While many studies5-9) have reported no association between gender and vascular complications, some have stated that female gender appears to be a risk factor for early failure23-25). In this study, unexpectedly, early dysfunction was associated with male gender (p=0.016, odds ratio=3.306; Table 3). Differences in vessel diameter have been suggested to account for an increase in access complications in female patients. However, as preoperative measurements of vessel diameter were made by venography in all patients at our center, adverse effects of vessel diameter can be avoided. Thus, differences in access placement practice between the United States and Korea seem to limit the extent to which results can be generalized for the Korean population. A second explanation for our finding is that male patients had more A alleles, the most powerful risk factor in our study. Moreover, the effects of the klotho gene on osteoporosis19), nonverbal reasoning26) and cardioembolic strokes18) in human diseases have been suggested to be altered by female hormones27). However, these suggestions have not been further examined or confirmed. Finally, the number of antihypertensive drugs being taken was higher in males than females (3.41±1.61 vs. 2.62±1.54; p=0.006), although the differences in systolic (146.43±17.54 vs. 143.93±19.48 mm Hg; p=0.451) and diastolic (83.87±13.09 vs. 85.38±12.46 mm Hg, p=0.511) blood pressures according to gender were nonsignificant. These findings suggest that a greater atherosclerotic load may occur in the vasculature of male patients compared to females, although other specific tests for load were not performed. Additionally, no difference in clinical or laboratory results was found between the two groups, divided according to the presence of early access dysfunction, in this study.
The primary limitations of our study were its small sample size and retrospective nature. The small sample size may have contributed to the difference in the ratio of males to females between A allele carriers and noncarriers (1.92:1 vs. 0.98:1, p=0.101), although the same ratio was reported in a previous study with a larger sample size21). The retrospective nature of this study may have prevented the collection of important clinical data, such as specific tests for atherosclerotic load, showing vessel wall stiffness, anatomical changes in blood flow, and vessel size, several biochemical factors (anticardiolipin antibody, lipoprotein (a), plasminogen activator inhibitor, monocyte chemoattractant-1), and history of smoking, which could affect the number of antihypertensive drugs being taken. Future prospective studies with larger sample sizes are needed to further evaluate the effect of klotho gene polymorphisms on early access dysfunction.

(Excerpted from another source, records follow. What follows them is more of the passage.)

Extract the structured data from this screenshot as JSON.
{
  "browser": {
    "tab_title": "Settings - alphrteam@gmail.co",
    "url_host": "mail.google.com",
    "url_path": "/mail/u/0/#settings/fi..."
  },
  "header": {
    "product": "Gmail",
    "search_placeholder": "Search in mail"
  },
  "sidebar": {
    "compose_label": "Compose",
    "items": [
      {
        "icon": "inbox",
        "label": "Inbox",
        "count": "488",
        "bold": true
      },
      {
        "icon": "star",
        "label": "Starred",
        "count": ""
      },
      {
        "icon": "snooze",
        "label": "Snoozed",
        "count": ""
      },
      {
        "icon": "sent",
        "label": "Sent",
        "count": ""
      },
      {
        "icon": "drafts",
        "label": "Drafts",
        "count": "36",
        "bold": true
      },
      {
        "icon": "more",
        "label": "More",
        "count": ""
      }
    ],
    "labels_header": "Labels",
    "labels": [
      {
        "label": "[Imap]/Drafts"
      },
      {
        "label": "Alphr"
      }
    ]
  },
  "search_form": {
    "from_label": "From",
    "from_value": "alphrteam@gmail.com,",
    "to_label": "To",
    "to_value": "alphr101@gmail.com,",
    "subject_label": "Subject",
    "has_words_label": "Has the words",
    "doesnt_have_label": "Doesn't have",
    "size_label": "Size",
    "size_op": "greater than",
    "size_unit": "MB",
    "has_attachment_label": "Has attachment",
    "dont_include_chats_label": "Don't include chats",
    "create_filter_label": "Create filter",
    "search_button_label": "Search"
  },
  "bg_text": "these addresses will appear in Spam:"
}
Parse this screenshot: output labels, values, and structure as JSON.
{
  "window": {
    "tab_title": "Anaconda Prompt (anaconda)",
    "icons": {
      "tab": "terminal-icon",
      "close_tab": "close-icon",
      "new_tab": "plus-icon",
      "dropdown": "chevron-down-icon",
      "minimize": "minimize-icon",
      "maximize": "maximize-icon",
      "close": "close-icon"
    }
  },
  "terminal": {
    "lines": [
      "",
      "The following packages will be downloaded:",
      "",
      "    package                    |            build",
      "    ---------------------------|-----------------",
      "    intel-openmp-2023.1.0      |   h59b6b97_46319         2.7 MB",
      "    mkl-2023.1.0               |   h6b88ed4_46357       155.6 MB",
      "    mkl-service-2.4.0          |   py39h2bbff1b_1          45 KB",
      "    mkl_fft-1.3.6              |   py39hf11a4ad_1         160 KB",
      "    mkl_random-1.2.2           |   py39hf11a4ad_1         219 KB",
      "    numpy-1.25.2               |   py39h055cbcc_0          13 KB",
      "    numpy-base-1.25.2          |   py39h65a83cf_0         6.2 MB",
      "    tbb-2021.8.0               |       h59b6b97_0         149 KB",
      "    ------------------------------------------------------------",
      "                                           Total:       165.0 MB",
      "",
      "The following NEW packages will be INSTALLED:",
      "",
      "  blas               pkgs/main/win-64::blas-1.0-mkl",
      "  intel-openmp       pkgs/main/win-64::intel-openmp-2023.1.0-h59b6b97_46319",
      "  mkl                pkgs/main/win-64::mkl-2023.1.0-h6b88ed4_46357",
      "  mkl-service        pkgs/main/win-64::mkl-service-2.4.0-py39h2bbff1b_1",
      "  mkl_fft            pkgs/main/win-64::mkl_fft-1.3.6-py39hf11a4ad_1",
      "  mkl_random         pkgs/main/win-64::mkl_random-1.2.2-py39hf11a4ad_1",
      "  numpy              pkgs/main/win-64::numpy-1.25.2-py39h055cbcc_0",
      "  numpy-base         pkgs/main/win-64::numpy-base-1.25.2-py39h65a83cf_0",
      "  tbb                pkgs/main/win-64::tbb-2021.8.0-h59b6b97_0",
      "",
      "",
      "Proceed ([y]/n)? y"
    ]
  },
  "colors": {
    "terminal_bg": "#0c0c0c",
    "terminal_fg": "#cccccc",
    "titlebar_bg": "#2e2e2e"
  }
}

In conclusion, the G-395A polymorphism in the promoter region of the klotho gene may be associated with the early dysfunction of vascular access in HD patients. In particular, A allele carriers may encounter vascular access dysfunction earlier than noncarriers. This study provides the basis for clarifying the role of the klotho gene in the pathogenesis of vascular diseases.
Notes
This study was supported in part by grant no. 01-2004-21 from the Hallym University Medical Center Research Fund, and in part by a grant from the Hallym University Kidney Research Institute.